Melodramma in due atti di Vincenzo Bellini su libretto di Felice Romani, tratto dal mélodrame di
Isidore J. S.Taylor Bertram, ou le Pirate, andato in scena a Parigi nel novembre 1826 a sua volta
ispirato alla tragedia in cinque atti Betram, or The Castle of Saint-Aldobrand di Charles Maturin
(1816). A causa di una lacuna nell’epistolario belliniano, non si sa quasi nulla della genesi del Pirata.

Ernesto, Duca di Caldora, partigiano della Casa d’Angiò – Baritono


Imogene, sua moglie – Soprano
Gualtiero, prima amante di Imogene, già Conte di Montalto e partigiano del re Manfredi, ora
fuoruscito e capo dei Pirati Aragonesi – Tenore
Itulbo, compagno di Gualtiero – Tenore
Goffredo, tutore un tempo di Gualtiero, ora Solitario – Basso
Adele, damigella di Imogene – Soprano
Un piccolo figlio di Imogene e di Ernesto (mimo)
Pescatori, pescatrici, pirati, cavalieri, dame e damigelle (coro e comparse)

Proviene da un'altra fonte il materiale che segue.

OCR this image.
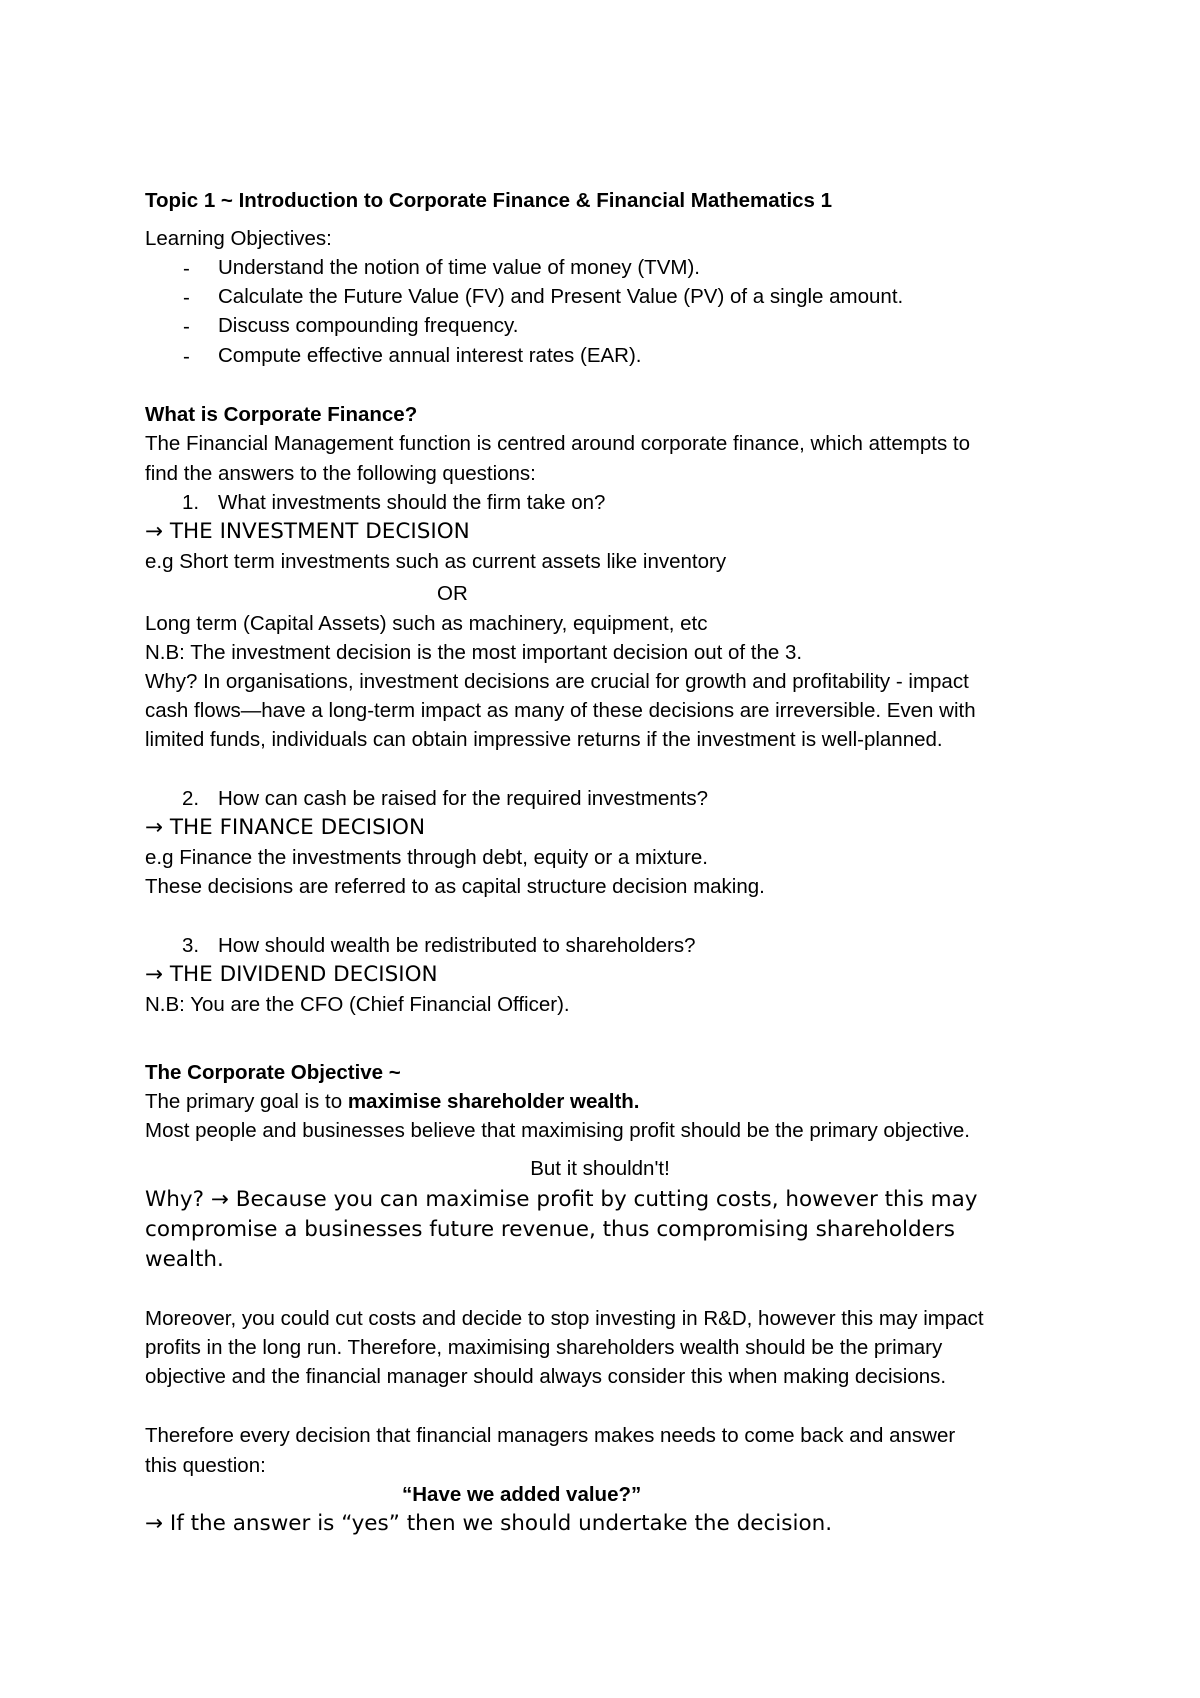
Topic 1 ~ Introduction to Corporate Finance & Financial Mathematics 1
Learning Objectives:
- Understand the notion of time value of money (TVM).
- Calculate the Future Value (FV) and Present Value (PV) of a single amount.
- Discuss compounding frequency.
- Compute effective annual interest rates (EAR).
What is Corporate Finance?
The Financial Management function is centred around corporate finance, which attempts to
find the answers to the following questions:
1. What investments should the firm take on?
→ THE INVESTMENT DECISION
e.g Short term investments such as current assets like inventory
OR
Long term (Capital Assets) such as machinery, equipment, etc
N.B: The investment decision is the most important decision out of the 3.
Why? In organisations, investment decisions are crucial for growth and profitability - impact
cash flows—have a long-term impact as many of these decisions are irreversible. Even with
limited funds, individuals can obtain impressive returns if the investment is well-planned.
2. How can cash be raised for the required investments?
→ THE FINANCE DECISION
e.g Finance the investments through debt, equity or a mixture.
These decisions are referred to as capital structure decision making.
3. How should wealth be redistributed to shareholders?
→ THE DIVIDEND DECISION
N.B: You are the CFO (Chief Financial Officer).
The Corporate Objective ~
The primary goal is to maximise shareholder wealth.
Most people and businesses believe that maximising profit should be the primary objective.
But it shouldn't!
Why? → Because you can maximise profit by cutting costs, however this may
compromise a businesses future revenue, thus compromising shareholders
wealth.
Moreover, you could cut costs and decide to stop investing in R&D, however this may impact
profits in the long run. Therefore, maximising shareholders wealth should be the primary
objective and the financial manager should always consider this when making decisions.
Therefore every decision that financial managers makes needs to come back and answer
this question:
“Have we added value?”
→ If the answer is “yes” then we should undertake the decision.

Bellini aveva vissuto in Sicilia e a Napoli per poi giungere a Milano il 12 aprile 1827, invitato da
Barbaia a scrivere per la Scala. Il pirata fu solo la sua seconda produzione professionale, e la sua
prima collaborazione con Felice Romani. Bellini ha impiegato più di sei mesi per scrivere l'opera, al
fine di impressionare il pubblico alla Scala. Con un cast eccellente che includeva:
- Giovanni Battista Rubini come Gualtiero
- Henriette Méric-Lalande come Imogene
- Antonio Tamburini come Ernesto
L'opera è stata ben accolta e Bellini è stato salutato come una nuova voce emozionale. Quando Rubini
e sua moglie, Adelaide Comelli-Rubini, cantarono nell'opera al San Carlo di Napoli nel 1828, il tenore
fu probabilmente responsabile di importanti modifiche apportate al finale.
Il pirata, con la sua trama fortemente romantica, conquistò ben presto il successo internazionale di
Bellini. L'opera andò in scena a Vienna al Kärntnertortheater (1828) con Rubini e sua moglie; a
Londra (la prima opera di Bellini ad esservi ascoltata) al King's Theatre (1830) con Donzelli, Méric-
Lalande e V.-F. Santini; a Parigi al Théâtre Italien (1832), con Rubini e Wilhelmine Schröder-
Devrient, che interpolavano un'aria dall'Amazilia di Pacini e insistevano per un lieto fine. Nel corso
del Novecento, Il pirata è stato ripreso a Roma nel 1935 in occasione del centenario della morte di
Bellini, mentre una produzione a Palermo nel gennaio 1958 è stata trasferita alla Scala a maggio,
quando il cast comprendeva Franco Corelli, Maria Callas ed Ettore Bastianini. A Firenze durante il
Maggio Musicale del 1967, il cast comprendeva Flaviano Labò e Montserrat Caballé.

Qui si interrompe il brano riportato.